HSBC and Mistral AI have signed a multi-year deal to speed up the use of genAI across the bank.
The partnership will give HSBC access to the French AI company’s commercial models, including future developments, with applied AI, science and engineering teams across both businesses working together to develop new genAI tools for the organisation.
HSBC said that future areas of focus for the bank will include customer-facing innovations, such as improvements to credit and lending processes, enhancing customer onboarding, and fraud and anti-money laundering checks.
The move also aims to enhance its existing internal tools, including an AI-powered platform used by the global HSBC workforce to help with productivity tasks.
This will include creating business tasks which support a range of areas across the organisation, such as allowing client-facing teams to deliver tailored communications at a faster pace, enabling marketing teams to launch hyper-personalised campaigns, and helping procurement teams identify risks and savings opportunities.
As well as this, the partnership aims to enhance financial analysis of "complex and document-heavy" client lending or financing processes and provide multilingual reasoning and translation services to help translate and validate information in multiple languages to inform customer interactions.
It will also focus on the faster development of innovation cycles, enabling teams to "prototype, validate and launch new processes or features more rapidly."
“Working with Mistral is an exciting step forward in HSBC’s technology strategy, enabling us to further enhance AI capabilities across the bank," said Georges Elhedery, group chief executive, HSBC. "The partnership will equip our colleagues with tools to help them innovate, simplify daily tasks, and free up time to deliver for our customers.”
The move comes after Dara Sosulski, head of AI and model management at HSBC, said last month that the bank is entering a mature phase of AI implementation and is now heading towards “real ROI”.
Speaking at FTT Festival in London in November, the AI expert said that the bank has several AI use cases already in production, adding that there are many more projects in private testing and proof-of-concept stages.
“We believe we are close to achieving significant and meaningful return on investment from our initiatives,” she told the audience.

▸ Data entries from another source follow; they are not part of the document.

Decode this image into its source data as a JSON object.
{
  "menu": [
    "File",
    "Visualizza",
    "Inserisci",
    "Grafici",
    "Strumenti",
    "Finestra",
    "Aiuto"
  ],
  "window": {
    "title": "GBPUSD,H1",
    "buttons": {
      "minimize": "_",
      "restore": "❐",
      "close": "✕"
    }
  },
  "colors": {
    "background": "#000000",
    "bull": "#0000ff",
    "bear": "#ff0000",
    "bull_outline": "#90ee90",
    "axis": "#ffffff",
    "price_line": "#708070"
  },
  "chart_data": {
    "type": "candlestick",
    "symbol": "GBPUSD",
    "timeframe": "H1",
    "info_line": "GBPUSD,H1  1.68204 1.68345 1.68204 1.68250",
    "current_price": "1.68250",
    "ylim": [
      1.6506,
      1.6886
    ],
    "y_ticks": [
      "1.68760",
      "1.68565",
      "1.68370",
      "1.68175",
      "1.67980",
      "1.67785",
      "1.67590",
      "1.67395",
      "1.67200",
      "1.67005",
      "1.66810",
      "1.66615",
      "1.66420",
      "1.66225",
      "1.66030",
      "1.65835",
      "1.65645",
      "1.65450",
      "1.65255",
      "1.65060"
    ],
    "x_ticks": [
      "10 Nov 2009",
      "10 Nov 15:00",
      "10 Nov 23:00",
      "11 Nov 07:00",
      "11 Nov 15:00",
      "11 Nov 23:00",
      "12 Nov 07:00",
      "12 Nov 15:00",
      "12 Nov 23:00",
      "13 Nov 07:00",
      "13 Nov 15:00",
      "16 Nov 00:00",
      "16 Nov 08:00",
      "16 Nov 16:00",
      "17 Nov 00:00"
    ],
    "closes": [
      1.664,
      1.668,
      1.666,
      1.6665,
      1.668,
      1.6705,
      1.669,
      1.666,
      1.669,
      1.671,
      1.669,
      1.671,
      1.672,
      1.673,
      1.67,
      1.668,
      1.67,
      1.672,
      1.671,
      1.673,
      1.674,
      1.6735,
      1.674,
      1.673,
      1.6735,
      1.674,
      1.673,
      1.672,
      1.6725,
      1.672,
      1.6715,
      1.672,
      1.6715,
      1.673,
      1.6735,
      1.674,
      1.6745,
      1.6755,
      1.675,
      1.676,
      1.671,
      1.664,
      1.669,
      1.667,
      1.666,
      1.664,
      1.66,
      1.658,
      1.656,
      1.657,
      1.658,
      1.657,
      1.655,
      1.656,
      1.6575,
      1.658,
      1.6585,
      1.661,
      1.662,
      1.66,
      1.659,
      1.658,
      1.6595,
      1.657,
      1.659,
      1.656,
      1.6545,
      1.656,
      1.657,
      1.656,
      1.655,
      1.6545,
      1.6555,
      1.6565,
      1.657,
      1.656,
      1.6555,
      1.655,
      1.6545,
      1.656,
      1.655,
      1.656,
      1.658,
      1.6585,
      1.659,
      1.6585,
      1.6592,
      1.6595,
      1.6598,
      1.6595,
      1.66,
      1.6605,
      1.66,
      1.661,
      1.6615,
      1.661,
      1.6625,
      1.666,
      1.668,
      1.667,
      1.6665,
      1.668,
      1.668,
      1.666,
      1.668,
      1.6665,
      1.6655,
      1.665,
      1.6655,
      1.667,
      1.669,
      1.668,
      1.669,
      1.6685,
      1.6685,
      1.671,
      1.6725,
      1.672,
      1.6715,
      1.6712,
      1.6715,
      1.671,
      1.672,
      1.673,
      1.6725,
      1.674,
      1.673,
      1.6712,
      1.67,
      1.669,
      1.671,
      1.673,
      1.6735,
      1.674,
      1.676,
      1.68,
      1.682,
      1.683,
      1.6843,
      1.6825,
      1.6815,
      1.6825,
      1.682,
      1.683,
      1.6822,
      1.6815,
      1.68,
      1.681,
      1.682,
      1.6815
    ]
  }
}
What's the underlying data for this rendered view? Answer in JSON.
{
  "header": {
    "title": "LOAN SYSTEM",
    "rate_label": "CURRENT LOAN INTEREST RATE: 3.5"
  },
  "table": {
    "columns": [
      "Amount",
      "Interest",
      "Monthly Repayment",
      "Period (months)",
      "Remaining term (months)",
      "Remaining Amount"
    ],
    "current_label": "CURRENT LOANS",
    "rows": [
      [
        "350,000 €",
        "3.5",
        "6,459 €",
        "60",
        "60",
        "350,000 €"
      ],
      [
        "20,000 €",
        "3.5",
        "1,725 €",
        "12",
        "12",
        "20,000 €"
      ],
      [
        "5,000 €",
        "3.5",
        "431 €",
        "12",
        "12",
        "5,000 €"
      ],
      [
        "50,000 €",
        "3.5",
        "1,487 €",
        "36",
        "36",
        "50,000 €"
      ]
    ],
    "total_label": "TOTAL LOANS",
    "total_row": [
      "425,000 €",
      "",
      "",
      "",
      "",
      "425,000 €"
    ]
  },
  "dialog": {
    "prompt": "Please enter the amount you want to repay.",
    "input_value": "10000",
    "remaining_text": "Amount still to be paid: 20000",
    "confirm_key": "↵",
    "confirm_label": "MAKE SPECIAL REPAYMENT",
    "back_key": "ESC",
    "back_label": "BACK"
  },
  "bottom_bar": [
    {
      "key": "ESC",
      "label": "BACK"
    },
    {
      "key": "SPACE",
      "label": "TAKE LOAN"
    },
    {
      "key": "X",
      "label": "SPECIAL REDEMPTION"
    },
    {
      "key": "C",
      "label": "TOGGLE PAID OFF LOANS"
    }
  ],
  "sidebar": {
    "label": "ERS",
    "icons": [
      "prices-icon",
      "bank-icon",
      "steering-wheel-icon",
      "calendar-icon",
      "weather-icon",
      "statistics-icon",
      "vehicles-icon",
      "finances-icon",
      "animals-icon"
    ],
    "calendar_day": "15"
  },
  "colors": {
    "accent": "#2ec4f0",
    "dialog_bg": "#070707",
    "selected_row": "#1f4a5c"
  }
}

Sosulski warned that traditional, slow methods are no longer sustainable in the current era of AI, with organisations urgently seeking to implement and leverage AI technologies “as quickly and effectively as possible”.
In September, HSBC Private Bank launched a genAI-powered platform for its investment counsellors and product specialists to provide clients with market insights and tailored investment strategies.
The Wealth Intelligence platform is powered by OpenAI’s large language model and is designed to analyse and summarise HSBC’s research reports and external news feeds, which currently comprise more than 10,000 data sources.